The album has rightfully topped the list of best releases of 2009 for NPR’s All Music Considered and has garnered praise from Pitchfork, NY Press, Flavorpill, and others. If you are already familiar with the solo work of Peter Silberman as “The Antlers” from his self-released 2007 album and EP, In the Attic of the Universe and Cold War, with Hospice, his lyrical power is enriched by collaboration with drummer Michael Lerner and Darby Cicci on trumpet and bowed banjo, as well as by vocal contributions from Brooklyn’s Sharon van Etten.
In interviews and on his blog, Silberman cites Hospice as evolving from July 2007 to August 2008. The weighty themes stem from Silberman’s personal experiences at a children’s cancer ward and from meditations on other manifestations of loss. The blend of helplessness, frustration, and the nightmarish sense of impotence in the face of inevitable but tragic ends is met with swelling and complex instrumentation that can, at times, offer solace even while amplifying the dissonance and charged emotional tone.
Silberman’s voice has been called “haunting,” and his vocals do glint with a quavering angelic frailty, but the true talent of this rising songwriter is to render all too real the unresolved and haunting work of memory when we lie down to dream. Track after track brings swells of imagery and instrumentation that surge and build into an irrepressible beauty. Sharon van Etten lends an additional layer of haunting melody to tracks like “Thirteen” and “Sylvia.” And though the singles “Two” and “Bear” are both strong and complex works that share the theme of relational strife, the album’s strength is in marrying these two to the overall narrative of loss.
Hospice works as a meditation that uses instrumentation and vocals to enact the ambiguity of troubling dreams.

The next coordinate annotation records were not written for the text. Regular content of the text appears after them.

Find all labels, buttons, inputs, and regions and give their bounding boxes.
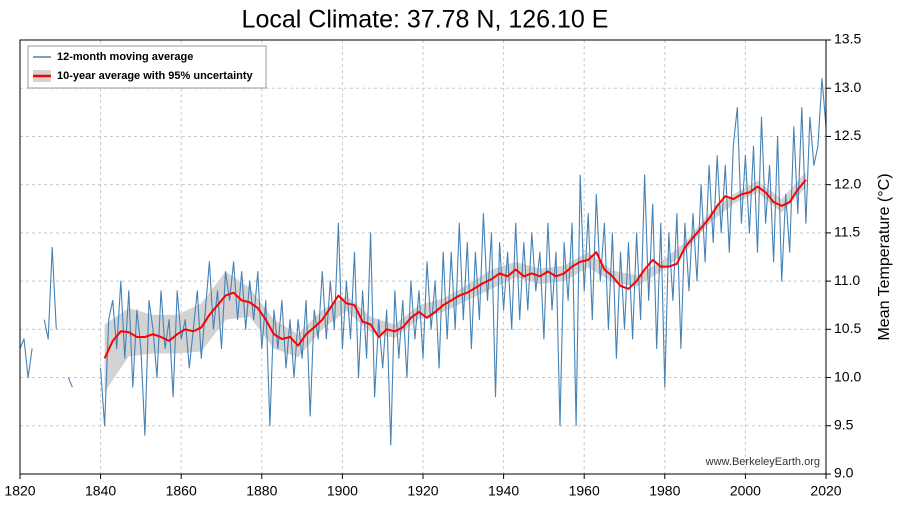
y-tick-label: 11.0 [834, 272, 860, 288]
credit: www.BerkeleyEarth.org [705, 456, 820, 468]
y-tick-label: 10.5 [834, 320, 861, 336]
x-tick-label: 1980 [649, 483, 680, 499]
legend-label: 12-month moving average [57, 51, 193, 63]
x-tick-label: 2020 [810, 483, 841, 499]
x-tick-label: 1840 [85, 483, 116, 499]
y-axis-label: Mean Temperature (°C) [876, 173, 893, 340]
y-tick-label: 9.0 [834, 465, 854, 481]
legend-box [27, 45, 267, 89]
y-tick-label: 12.5 [834, 127, 861, 143]
y-tick-label: 13.0 [834, 79, 861, 95]
legend-label: 10-year average with 95% uncertainty [57, 70, 254, 82]
legend: 12-month moving average 10-year average w… [27, 45, 267, 89]
x-tick-label: 1920 [407, 483, 438, 499]
y-tick-label: 12.0 [834, 175, 861, 191]
series-line [103, 179, 807, 359]
chart-title: Local Climate: 37.78 N, 126.10 E [242, 6, 609, 34]
x-tick-label: 1820 [4, 483, 35, 499]
x-tick-label: 1880 [246, 483, 277, 499]
y-tick-label: 11.5 [834, 224, 860, 240]
y-tick-label: 13.5 [834, 31, 861, 47]
x-tick-label: 2000 [730, 483, 761, 499]
y-tick-label: 10.0 [834, 368, 861, 384]
y-tick-label: 9.5 [834, 416, 854, 432]
series-line [19, 78, 827, 446]
x-tick-label: 1960 [569, 483, 600, 499]
x-tick-label: 1940 [488, 483, 519, 499]
x-tick-label: 1860 [166, 483, 197, 499]
plot-frame [19, 39, 827, 475]
x-tick-label: 1900 [327, 483, 358, 499]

The album captures a sense of two very human and personal experiences: the helplessness of a dying relationship and the real and unavoidable eventuality of death for the terminally ill. Between the “Prologue” and “Epilogue,” the tracks run as a series of interrelated and poignant narratives. I suggest downloading the liner notes or purchasing the album on vinyl and listening to the work straight through to appreciate the intricate refrains of dreamlike repetitions of themes and the power of the lyrics, which read like the very best of surrealist poetry. Hospice is an accomplishment not to be missed. It is both an enjoyable listen and a deep exploration of our shared frailty in the face of the inevitable.